Measuring Theory of Mind: A Multiple-Choice Response Format Version of the Short Story Task.
Test-retest reliability of common ToM measures is uneven—favor cognitive and spontaneous tasks over affective ones in your assessments.
01Research in Context
What this study did
The team gave six common Theory-of-Mind tasks to autistic kids aged 8-11. They used a new multiple-choice version of the Short Story Task and tested each child twice to see which tasks stayed consistent.
All tasks were paper-and-picture stories or short videos. Kids picked answers instead of talking. The researchers scored the same test two weeks later to check reliability.
What they found
Reliability ranged from poor to good. Cognitive tasks and spontaneous tasks held up best. Affective tasks, like reading emotions, dipped the most.
In plain words: if you test again next month, cognitive and free-response stories give similar scores. Emotion stories do not.
How this fits with other research
Tsui et al. (2024) pooled 27 ToM tools and also found mixed reliability. Their meta-analysis says half of common tasks fail in non-autistic samples. Abney et al. (2026) narrows the field: among autistic kids, pick cognitive or spontaneous formats.
Ferreri et al. (2011) tried multiple-choice Frith-Happé animations in adults and kept sensitivity. The new study extends that idea downward to late-elementary kids and adds hard numbers on repeat testing.
Jones et al. (2010) warned that the Eyes test misses some adults with HFA. Abney et al. (2026) echo the caution: affective tasks show the shakiest reliability in children too.
Why it matters
When you pick a ToM probe for reassessment or research, grab cognitive or spontaneous story tasks first.

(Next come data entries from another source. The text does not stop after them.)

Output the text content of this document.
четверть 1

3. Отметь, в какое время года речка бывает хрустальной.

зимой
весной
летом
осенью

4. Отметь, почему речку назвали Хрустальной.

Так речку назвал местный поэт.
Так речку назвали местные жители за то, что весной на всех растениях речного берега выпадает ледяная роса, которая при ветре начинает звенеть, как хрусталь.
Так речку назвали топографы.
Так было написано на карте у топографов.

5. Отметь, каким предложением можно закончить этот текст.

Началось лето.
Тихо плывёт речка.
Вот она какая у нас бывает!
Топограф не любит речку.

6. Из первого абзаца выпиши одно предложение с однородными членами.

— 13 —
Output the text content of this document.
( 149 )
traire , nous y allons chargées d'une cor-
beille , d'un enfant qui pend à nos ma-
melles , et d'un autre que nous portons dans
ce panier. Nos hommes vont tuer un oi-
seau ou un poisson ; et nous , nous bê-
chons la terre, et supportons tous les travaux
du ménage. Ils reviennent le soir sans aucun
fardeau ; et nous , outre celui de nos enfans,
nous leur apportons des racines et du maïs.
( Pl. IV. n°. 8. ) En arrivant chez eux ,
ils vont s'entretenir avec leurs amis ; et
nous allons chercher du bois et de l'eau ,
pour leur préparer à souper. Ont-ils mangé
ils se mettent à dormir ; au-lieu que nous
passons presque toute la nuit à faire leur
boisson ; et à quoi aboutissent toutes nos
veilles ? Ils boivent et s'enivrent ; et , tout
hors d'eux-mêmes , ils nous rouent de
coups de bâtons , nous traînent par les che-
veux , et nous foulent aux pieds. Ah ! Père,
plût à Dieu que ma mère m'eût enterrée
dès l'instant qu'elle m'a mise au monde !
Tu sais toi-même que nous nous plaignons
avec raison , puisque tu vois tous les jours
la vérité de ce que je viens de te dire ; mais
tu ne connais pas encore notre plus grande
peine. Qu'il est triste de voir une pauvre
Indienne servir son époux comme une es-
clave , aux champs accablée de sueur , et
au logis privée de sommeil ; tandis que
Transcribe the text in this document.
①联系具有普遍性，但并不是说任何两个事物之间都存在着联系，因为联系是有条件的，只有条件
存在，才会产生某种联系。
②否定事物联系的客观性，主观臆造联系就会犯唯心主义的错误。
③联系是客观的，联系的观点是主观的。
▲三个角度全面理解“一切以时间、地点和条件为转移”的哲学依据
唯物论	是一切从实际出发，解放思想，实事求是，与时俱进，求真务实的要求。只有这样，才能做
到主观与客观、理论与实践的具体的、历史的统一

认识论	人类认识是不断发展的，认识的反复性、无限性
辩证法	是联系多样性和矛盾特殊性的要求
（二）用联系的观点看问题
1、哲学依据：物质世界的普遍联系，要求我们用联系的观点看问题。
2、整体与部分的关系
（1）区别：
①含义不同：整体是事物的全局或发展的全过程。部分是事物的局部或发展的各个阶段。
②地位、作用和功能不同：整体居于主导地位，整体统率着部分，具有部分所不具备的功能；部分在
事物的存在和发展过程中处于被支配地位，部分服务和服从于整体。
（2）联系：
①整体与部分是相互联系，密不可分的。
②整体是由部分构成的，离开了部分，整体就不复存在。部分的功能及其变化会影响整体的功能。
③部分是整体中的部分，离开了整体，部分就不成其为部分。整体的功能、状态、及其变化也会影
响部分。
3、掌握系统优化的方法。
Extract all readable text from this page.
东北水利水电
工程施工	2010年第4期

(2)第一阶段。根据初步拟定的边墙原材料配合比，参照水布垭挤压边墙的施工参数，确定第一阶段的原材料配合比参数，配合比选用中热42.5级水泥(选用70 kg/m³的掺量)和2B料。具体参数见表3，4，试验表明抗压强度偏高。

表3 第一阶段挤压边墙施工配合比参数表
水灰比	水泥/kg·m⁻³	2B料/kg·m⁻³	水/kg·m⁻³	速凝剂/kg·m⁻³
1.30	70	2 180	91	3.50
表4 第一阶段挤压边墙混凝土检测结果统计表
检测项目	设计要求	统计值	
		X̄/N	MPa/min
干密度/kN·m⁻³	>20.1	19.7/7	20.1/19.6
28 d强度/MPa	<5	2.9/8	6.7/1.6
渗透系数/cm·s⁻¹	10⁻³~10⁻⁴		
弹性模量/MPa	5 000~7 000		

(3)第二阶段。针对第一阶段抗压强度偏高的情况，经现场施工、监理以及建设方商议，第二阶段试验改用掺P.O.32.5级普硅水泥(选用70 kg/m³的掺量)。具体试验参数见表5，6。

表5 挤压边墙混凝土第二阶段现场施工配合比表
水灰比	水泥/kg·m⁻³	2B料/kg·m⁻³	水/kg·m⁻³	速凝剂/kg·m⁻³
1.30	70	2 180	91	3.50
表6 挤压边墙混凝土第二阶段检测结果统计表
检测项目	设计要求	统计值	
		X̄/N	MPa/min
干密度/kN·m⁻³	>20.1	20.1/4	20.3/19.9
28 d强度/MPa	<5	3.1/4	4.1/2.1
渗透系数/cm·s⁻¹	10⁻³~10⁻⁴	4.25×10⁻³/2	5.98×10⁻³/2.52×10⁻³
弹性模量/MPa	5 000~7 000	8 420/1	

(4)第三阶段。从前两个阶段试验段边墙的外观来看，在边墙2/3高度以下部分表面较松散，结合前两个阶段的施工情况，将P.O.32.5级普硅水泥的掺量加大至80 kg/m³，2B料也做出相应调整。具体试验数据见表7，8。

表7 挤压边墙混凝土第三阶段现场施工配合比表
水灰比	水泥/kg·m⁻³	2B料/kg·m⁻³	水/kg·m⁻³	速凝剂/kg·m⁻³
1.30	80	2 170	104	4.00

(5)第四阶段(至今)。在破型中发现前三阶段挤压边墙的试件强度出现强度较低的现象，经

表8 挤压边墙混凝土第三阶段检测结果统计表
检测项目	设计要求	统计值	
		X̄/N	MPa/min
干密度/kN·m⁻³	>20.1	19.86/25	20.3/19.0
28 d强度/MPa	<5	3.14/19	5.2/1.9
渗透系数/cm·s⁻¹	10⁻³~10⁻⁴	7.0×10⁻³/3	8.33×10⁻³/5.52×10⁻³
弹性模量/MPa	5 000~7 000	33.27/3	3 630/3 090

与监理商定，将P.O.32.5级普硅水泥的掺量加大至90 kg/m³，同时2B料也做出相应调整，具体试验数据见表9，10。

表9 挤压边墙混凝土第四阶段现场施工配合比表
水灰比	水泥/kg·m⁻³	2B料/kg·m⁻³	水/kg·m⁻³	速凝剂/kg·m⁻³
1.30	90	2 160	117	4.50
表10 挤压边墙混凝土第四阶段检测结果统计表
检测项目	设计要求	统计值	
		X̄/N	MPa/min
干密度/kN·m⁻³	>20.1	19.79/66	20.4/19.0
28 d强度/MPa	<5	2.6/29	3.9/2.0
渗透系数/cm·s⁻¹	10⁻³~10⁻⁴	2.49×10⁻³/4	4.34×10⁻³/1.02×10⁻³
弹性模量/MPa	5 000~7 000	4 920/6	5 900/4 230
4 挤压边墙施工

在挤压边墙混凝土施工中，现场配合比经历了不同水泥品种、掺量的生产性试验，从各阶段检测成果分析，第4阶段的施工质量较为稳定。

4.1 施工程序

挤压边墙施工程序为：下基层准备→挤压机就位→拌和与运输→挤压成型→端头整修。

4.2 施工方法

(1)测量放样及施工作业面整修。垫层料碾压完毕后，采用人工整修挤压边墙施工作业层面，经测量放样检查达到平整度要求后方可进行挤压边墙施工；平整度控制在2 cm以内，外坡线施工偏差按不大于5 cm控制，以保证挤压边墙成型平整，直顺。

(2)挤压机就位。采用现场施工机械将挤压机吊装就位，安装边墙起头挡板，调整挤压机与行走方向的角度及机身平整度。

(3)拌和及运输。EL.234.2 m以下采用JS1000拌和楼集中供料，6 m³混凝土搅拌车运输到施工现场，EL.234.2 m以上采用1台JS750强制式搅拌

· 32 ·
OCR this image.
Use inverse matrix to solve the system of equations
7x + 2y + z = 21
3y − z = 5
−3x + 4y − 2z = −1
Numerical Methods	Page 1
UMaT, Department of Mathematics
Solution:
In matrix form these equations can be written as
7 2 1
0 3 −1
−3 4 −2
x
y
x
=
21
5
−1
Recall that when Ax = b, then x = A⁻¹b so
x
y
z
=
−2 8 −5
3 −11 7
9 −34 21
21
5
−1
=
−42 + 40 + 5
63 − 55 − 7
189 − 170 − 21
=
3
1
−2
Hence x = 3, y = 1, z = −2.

Skip emotion-only stories unless you need them for a specific goal. The new multiple-choice Short Story Task saves scoring time and keeps reliability in the green zone for autistic 8-11-year-olds.
Want CEUs on This Topic?
The ABA Clubhouse has 60+ free CEUs — live every Wednesday. Ethics, supervision & clinical topics.
Join Free →Swap your emotion-story task for a cognitive false-belief story with multiple-choice answers and re-test in two weeks.
02At a glance
03Original abstract
The present study evaluates the test-retest reliability of six theory of mind (ToM) tasks that measured cognitive, affective, and spontaneous ToM in 7 to 11 year-old children with autism spectrum disorder. Our results revealed considerable variation in test-retest reliability depending on the type of ToM task, which ranged from poor to good with the majority of the measures exhibiting moderate reliability. Results inform which common measures of cognitive ToM should be selected versus avoided in future intervention work, suggest our measure of spontaneous ToM should be used more widely in intervention and ToM research more broadly, and indicate more work is needed to develop reliable measures of affective ToM. Implications for research and clinical practice are discussed.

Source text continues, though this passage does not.